If I’m writing a song, do the lyrics come first or the music? Sometimes it’s one, sometimes, it’s the other. Sometimes they appear together. There is no hard and fast rule it seems.
And if I’m writing a piece of instrumental music – where do my ideas come from for melodies? For the harmonies and instrumental mixes and timbres that make up the piece? Well, that may be a little easier to pin down. I’m a great lover of film music. And I often start, as a visual artist as well, thinking about the images I want my music to create in the listener’s imagination. And I listen. I listen to music from all sorts of traditions, and when I hear something that I like, I listen to it again. I work out what the composer has done to create the particular effect which has caught me. What instruments has he or she used? What rhythmic patterns underly the whole?

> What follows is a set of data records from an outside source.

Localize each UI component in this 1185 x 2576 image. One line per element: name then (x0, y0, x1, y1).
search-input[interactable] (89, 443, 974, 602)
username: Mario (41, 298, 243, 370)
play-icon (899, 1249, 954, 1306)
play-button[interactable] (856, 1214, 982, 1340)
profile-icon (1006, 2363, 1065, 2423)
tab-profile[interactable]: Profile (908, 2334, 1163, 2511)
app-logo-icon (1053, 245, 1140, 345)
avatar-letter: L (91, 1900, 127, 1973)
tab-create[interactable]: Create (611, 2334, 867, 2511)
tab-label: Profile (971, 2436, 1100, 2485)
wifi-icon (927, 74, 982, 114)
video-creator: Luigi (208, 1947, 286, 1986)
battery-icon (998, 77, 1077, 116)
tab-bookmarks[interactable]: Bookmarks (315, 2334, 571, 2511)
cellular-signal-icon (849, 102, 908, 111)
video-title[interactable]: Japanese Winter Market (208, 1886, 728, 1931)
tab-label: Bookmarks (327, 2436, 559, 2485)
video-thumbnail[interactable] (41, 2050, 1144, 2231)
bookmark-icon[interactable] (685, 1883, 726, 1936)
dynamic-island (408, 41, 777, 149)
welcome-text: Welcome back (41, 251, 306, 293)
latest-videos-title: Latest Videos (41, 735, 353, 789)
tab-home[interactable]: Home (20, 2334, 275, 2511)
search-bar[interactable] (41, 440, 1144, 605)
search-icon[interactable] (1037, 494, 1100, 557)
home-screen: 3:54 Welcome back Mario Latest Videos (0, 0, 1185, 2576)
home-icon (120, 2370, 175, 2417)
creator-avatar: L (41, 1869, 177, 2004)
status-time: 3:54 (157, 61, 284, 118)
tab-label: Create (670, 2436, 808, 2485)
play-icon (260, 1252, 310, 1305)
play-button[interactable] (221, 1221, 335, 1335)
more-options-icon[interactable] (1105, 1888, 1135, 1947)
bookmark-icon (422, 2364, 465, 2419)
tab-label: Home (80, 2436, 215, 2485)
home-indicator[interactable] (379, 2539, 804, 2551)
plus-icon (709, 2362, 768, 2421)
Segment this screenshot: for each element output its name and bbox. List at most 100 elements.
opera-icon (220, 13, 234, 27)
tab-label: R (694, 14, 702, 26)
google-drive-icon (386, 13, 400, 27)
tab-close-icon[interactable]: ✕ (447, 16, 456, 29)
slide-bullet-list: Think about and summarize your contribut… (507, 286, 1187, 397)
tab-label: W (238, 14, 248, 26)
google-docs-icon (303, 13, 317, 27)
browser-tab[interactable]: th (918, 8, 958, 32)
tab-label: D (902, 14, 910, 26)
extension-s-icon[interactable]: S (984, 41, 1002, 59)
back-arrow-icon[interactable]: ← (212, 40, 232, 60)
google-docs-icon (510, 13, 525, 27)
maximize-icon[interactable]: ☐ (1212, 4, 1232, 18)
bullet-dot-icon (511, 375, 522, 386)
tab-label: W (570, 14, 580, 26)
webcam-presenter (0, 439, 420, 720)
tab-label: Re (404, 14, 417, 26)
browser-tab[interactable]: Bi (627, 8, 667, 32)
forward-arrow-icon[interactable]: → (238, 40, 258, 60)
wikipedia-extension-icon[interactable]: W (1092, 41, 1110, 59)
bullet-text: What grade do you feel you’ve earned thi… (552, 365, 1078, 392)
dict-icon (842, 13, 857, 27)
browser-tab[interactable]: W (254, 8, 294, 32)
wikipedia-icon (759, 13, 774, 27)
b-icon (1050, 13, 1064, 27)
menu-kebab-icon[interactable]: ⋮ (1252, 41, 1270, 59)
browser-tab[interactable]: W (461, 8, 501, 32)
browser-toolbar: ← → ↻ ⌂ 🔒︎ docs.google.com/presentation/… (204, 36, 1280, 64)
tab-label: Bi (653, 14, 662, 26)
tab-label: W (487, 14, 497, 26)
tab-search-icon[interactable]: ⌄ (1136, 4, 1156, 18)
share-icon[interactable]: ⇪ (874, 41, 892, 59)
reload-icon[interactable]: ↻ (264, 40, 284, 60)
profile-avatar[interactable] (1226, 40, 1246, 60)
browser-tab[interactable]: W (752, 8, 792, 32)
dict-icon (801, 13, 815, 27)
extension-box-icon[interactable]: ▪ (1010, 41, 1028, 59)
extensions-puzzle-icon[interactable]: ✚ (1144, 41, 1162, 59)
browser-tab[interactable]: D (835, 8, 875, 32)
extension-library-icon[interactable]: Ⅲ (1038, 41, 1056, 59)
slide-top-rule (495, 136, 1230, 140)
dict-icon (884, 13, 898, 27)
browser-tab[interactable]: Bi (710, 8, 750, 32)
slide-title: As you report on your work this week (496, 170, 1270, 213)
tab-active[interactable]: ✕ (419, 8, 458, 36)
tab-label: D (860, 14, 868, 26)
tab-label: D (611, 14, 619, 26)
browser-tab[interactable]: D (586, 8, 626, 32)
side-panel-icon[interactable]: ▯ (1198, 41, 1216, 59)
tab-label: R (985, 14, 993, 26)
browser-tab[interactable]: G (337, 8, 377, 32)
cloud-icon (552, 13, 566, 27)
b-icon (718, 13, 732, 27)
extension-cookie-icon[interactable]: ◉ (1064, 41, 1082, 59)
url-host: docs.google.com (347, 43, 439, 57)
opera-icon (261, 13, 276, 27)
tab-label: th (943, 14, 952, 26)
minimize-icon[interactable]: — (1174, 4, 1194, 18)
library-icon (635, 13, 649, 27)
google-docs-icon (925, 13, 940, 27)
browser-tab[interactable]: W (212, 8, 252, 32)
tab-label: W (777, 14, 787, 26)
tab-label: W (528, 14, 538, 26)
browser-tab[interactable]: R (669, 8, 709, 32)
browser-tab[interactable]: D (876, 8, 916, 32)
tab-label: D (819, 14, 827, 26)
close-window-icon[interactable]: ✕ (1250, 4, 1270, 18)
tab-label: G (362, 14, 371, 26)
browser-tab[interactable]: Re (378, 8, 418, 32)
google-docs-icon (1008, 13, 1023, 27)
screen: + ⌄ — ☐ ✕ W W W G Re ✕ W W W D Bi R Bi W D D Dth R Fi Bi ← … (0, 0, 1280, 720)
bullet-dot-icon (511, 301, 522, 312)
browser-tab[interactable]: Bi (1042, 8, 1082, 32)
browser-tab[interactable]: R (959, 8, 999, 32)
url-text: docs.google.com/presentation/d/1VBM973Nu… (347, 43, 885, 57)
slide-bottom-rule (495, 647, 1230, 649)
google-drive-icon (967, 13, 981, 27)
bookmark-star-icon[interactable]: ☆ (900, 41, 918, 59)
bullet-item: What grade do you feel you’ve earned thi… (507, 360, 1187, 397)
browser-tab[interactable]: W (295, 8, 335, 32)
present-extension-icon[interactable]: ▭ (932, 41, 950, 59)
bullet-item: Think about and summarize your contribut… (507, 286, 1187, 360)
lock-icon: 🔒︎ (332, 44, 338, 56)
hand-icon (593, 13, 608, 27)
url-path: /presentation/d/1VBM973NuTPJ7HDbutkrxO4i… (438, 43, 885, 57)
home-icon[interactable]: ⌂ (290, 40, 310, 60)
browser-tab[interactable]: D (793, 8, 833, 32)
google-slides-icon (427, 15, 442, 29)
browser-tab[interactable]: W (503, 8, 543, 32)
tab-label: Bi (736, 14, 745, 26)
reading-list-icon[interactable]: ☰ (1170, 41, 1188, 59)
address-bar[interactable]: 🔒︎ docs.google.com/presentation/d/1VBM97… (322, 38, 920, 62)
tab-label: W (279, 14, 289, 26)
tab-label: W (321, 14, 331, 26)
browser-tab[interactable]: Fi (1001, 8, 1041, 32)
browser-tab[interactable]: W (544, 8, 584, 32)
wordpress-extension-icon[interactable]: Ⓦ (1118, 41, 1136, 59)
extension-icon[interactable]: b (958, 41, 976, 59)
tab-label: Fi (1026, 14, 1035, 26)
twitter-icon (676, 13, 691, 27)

That’s not to say I copy. They say there is nothing new under the sun. That’s true of music. But let’s say that I try to hide my sources! I guess by drawing from a number of different influences, from classical, film and popular music, I create my own amalgam. Yes I am sure you can hear the influence of John Williams – the man is afterall a semi-deity and who wouldn’t want to imitate? But I hope too that in coming through my modes of expression, I create something fresh and new.
But here’s the thing. When they say it’s 5% inspiration and 95% perspiration, they’re not just spouting a cliche. It’s a long process of editing. Sometimes the idea I first came up with is unrecognisable in the final iteration. But that, for me, is part of the joy of the process – the slow shaping of a song or a piece, sometimes having to be cruel and carving away great chunks of what first inspired me, to create something that, in the end, works and speaks on its own.
Where does it come from? Who really knows? But the journey it takes to get from the first inspiration to final piece is often much more easily traced.